口腔外科

“歯科口腔外科”という言葉は、まだまだ皆様には馴染みの薄い言葉だと思われます。 また既にご存知の方には、“親知らずなどの抜歯をする科”または、“何か手術をする科”という想像をされる方が多いと思います。
歯科口腔外科とは、お口の中や周囲に生ずる様々な疾患、或いはそれらが全身的な問題と関連するような患者さんにおける歯科治療を担当いたしております。
具体的に歯科口腔外科の担当する疾患には、
●智歯周囲炎(親知らず)
●顎関節症、顎顔面外傷
●口腔癌
●口腔粘膜疾患(口内炎)
●歯ぎしり、いびき、マウスピース作成
●一般的な歯科治療に先行して行なわれる、骨や粘膜に対する治療など、その治療範囲は非常に広いものとなっています。
歯科口腔外科の治療は特殊な場合(例えば、美容目的など)を除き、健康保険が適用できます。

Q. 「親知らず」は必ず抜かねばなりませんか?
A. 「親知らず」は必ず抜歯しなければならないというわけではありません。
決められた場所にきちんと、うまく生えて他の歯と同じように歯としての機能を有している場合、あるいは骨の中に完全に埋伏した状態で、障害を起こしていない場合は抜く必要はないでしょう。あくまでも生え方が悪く炎症を起こす場合、むし歯がひどく他に治療法がない場合、顎の大きさと調和できず歯並びが悪い場合は抜歯となります。抜く時は腫れが強い時やあまり痛みがひどい時は避けて、炎症が治まり全身状態の良い時に抜いたほうが良いでしょう。歯科医にご相談下さい。
Q. 歯を抜いた後、夜、とても痛くなってきたのですが。
A. 抜歯直後は麻酔薬の作用で痛くなかったのに夜になって傷口が痛くなってくることがあります。夜ということもあって痛みのほかに不安も加わり、どうしようと考えて、途方に暮れてしまうこともあると思います。痛みは麻酔がさめたときや暖房、入浴、飲酒、血圧が高くなったなど、いろいろな誘因により生じてきます。痛みがあれば担当医より処方された鎮痛剤を服用して下さい。服用しても効いてくるまでに30分~1時問くらいかかるのを忘れないで下さい。また抜歯後、食事や水分を十分とっていないため、なかなか寝つかれないで、痛みが気になってくる場合もあります。食欲がなくてもできるだけ食事をとるようにしましょう。食事をとることにより血糖値が上がり、空腹感がなくなると鎮痛剤の効果とあいまって眠れることが多いようです。
また腫れが強くなってくることによる痛みであれば患部近くの皮膚に水道水に浸したタオルをしぼって当てると痛みがやわらぎます。このとき氷嚢(ひょうのう)、保冷剤(アイスノンなど)などで患部を急激に冷やさないように留意して下さい。後で麻痺が残る場合があります。
Q. 口の中の癌にはどんな種類があるのですか?
A. 口の中にできる癌を口腔癌と言います。口腔癌ができる部位としては、口唇、口腔粘膜、頬、歯肉、口蓋、舌、口腔底の粘膜、口峡咽頭部、唾液腺、顎骨などです。

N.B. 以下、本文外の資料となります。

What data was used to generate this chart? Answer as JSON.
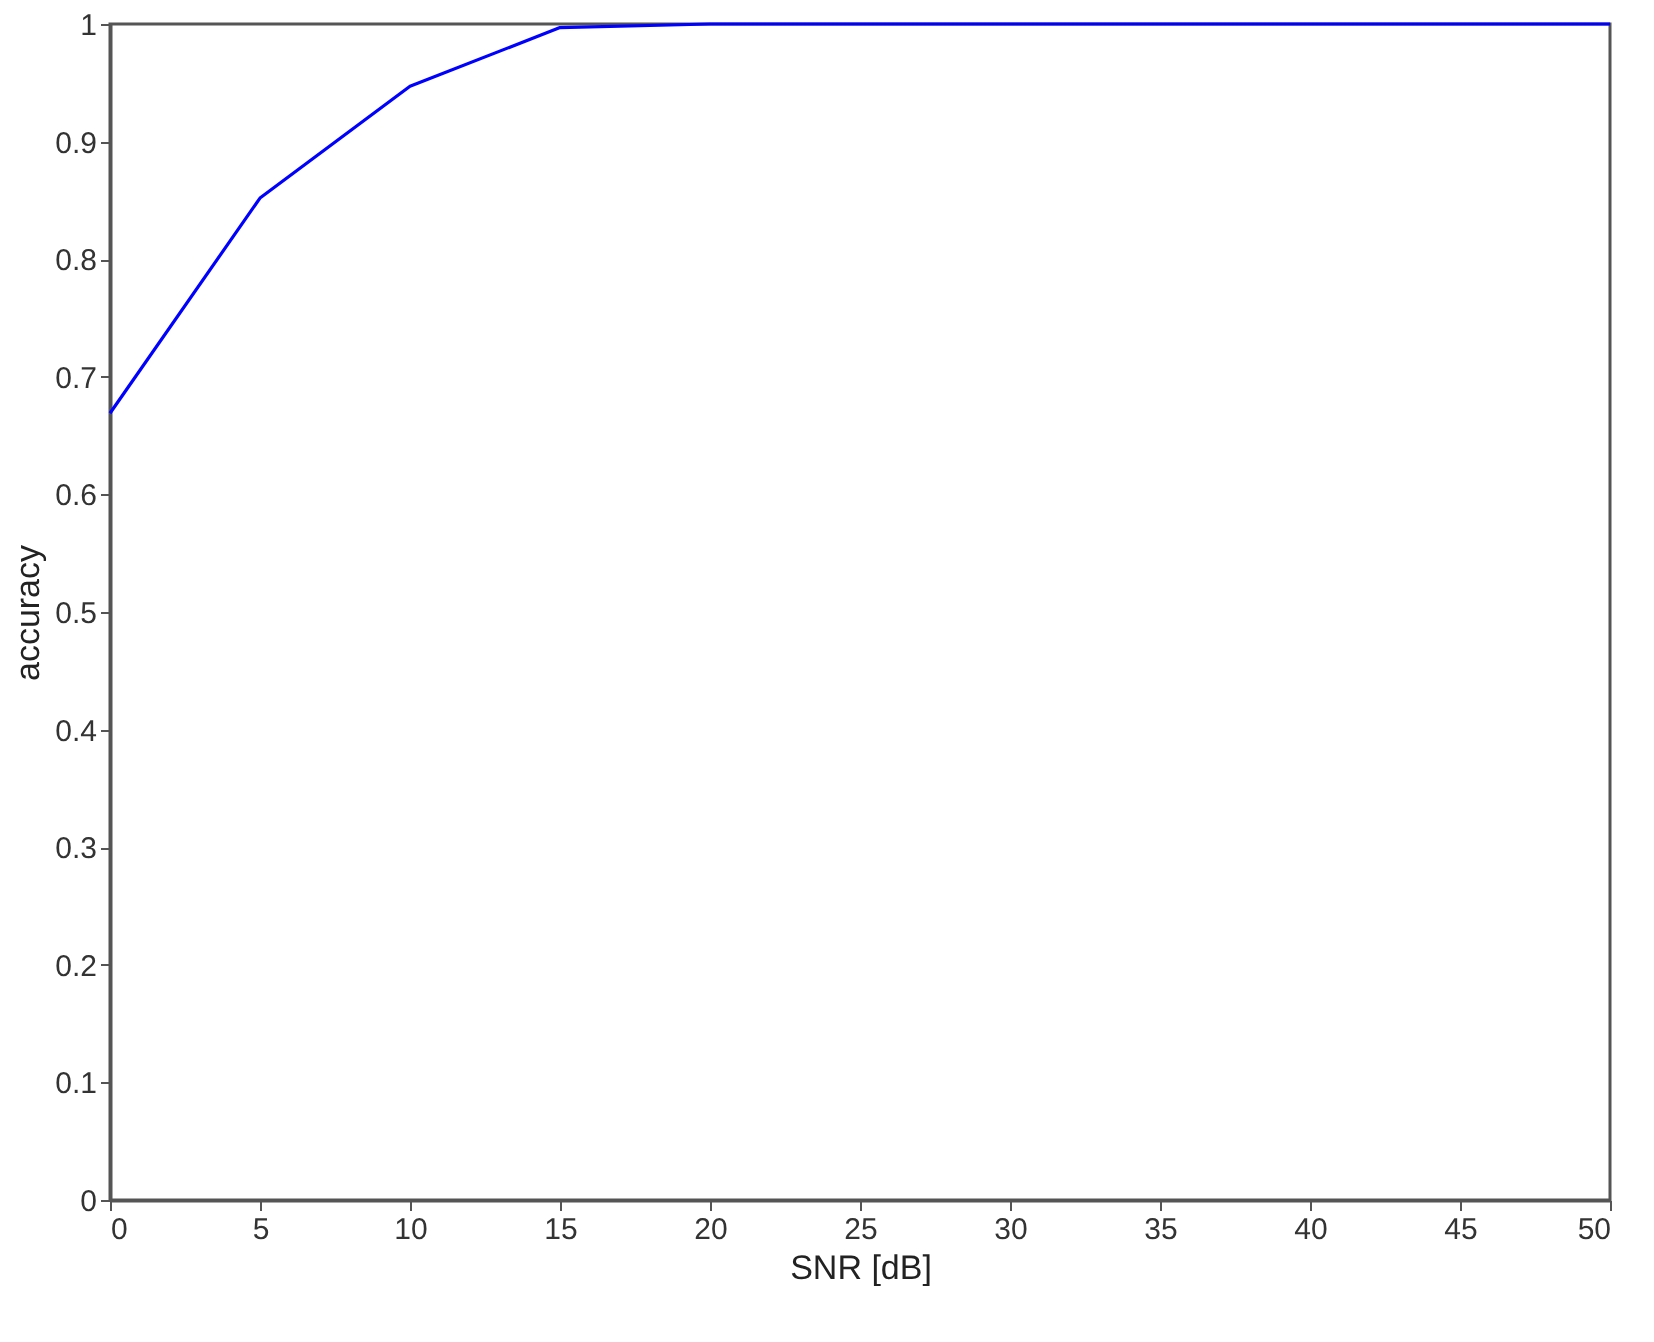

日本では全癌のうち約1~2%程度の割合となっていますが、欧米や東南アジアではその割合はもっと多くなります。また癌ができる部位ではわが国では舌癌や歯肉癌が多く見られます。男性が約2倍と多く、年齢では40~70歳に多く発生します。 治療は歯肉や顎骨、唾液腺にできたものは手術、舌癌は放射線治療が多く使われています。
また頸部のリンパ節に転移していれば広範なリンパ節の除去手術が必要となります。化学療法も他の治療法と併用して行われており治療効果を上げています。
Q. 口内炎について教えて下さい。
A. 口の中はいろいろな刺激を受けやすいので、多くの方が口内炎のご経験があることでしょう。 多くの場合、原因を取り除き、必要に応じて薬を使うことにより改善していきます。 2~4週間経っても改善しないようであれば注意が必要です。 この様な時には、すぐに主治医に相談してください。